AJP - Heart and Circulatory Physiology, Vol 249, Issue 2 344-H350, Copyright © 1985 by American Physiological Society
Myocyte and nonmyocyte RNA polymerase activity and chromatin template function
P. B. Taylor and Q. Tang
Myocardial and nonmyocardial cell nuclei were isolated from ventricles of
adult male Wistar rats by means of sucrose density centrifugation. RNA
polymerase activity in myocyte nuclei was approximately 80-90% higher than
in nonmyocytes. Total myocyte chromatin template activity using Escherichia
coli RNA polymerase was linear and about onefold greater than the
nonmyocyte fraction over a fivefold range of chromatin concentrations.

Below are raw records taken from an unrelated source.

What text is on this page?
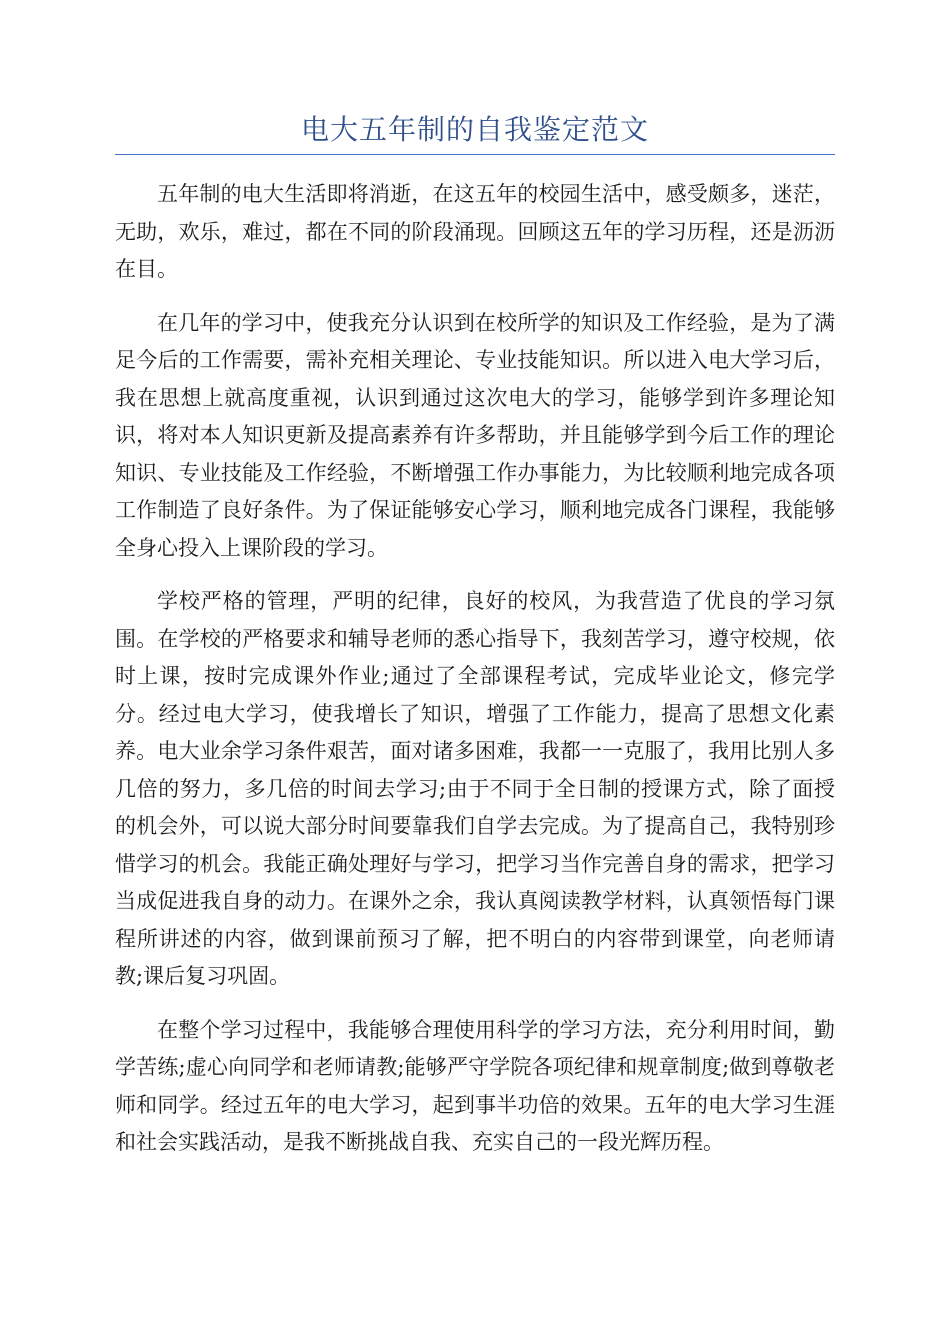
电大五年制的自我鉴定范文

五年制的电大生活即将消逝，在这五年的校园生活中，感受颇多，迷茫，无助，欢乐，难过，都在不同的阶段涌现。回顾这五年的学习历程，还是沥沥在目。

在几年的学习中，使我充分认识到在校所学的知识及工作经验，是为了满足今后的工作需要，需补充相关理论、专业技能知识。所以进入电大学习后，我在思想上就高度重视，认识到通过这次电大的学习，能够学到许多理论知识，将对本人知识更新及提高素养有许多帮助，并且能够学到今后工作的理论知识、专业技能及工作经验，不断增强工作办事能力，为比较顺利地完成各项工作制造了良好条件。为了保证能够安心学习，顺利地完成各门课程，我能够全身心投入上课阶段的学习。

学校严格的管理，严明的纪律，良好的校风，为我营造了优良的学习氛围。在学校的严格要求和辅导老师的悉心指导下，我刻苦学习，遵守校规，依时上课，按时完成课外作业;通过了全部课程考试，完成毕业论文，修完学分。经过电大学习，使我增长了知识，增强了工作能力，提高了思想文化素养。电大业余学习条件艰苦，面对诸多困难，我都一一克服了，我用比别人多几倍的努力，多几倍的时间去学习;由于不同于全日制的授课方式，除了面授的机会外，可以说大部分时间要靠我们自学去完成。为了提高自己，我特别珍惜学习的机会。我能正确处理好与学习，把学习当作完善自身的需求，把学习当成促进我自身的动力。在课外之余，我认真阅读教学材料，认真领悟每门课程所讲述的内容，做到课前预习了解，把不明白的内容带到课堂，向老师请教;课后复习巩固。

在整个学习过程中，我能够合理使用科学的学习方法，充分利用时间，勤学苦练;虚心向同学和老师请教;能够严守学院各项纪律和规章制度;做到尊敬老师和同学。经过五年的电大学习，起到事半功倍的效果。五年的电大学习生涯和社会实践活动，是我不断挑战自我、充实自己的一段光辉历程。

Preincubation time required for RNA polymerase to form a stable binding
complex with chromatin was at least 40 min for myocyte and 30 min for
nonmyocyte nuclear subsets. Titration of chromatin against a fixed amount
of RNA polymerase (5 micrograms) showed that 5 micrograms of myocyte
chromatin (as DNA) and 8 micrograms of nonmyocyte chromatin (as DNA),
respectively, were required to saturate the enzyme. These results indicate
that myocyte chromatin can support greater enzyme binding than can
nonmyocyte chromatin. The distribution of DNA fragments from isolated
myocyte and nonmyocyte nuclei were similar when alkaline sucrose density
centrifugation was used. Chromatin prepared from these nuclear subsets
showed no difference in degree of DNA fragmentation. These observations
indicate that compared with nonmuscle cells, myocytes from adult rat hearts
have higher RNA polymerase activity, greater overall chromatin template
function, and higher binding capacity for RNA polymerase. Collectively,
these data suggest that adult cardiac muscle cells should have a larger
potential for RNA synthesis than nonmuscle cells.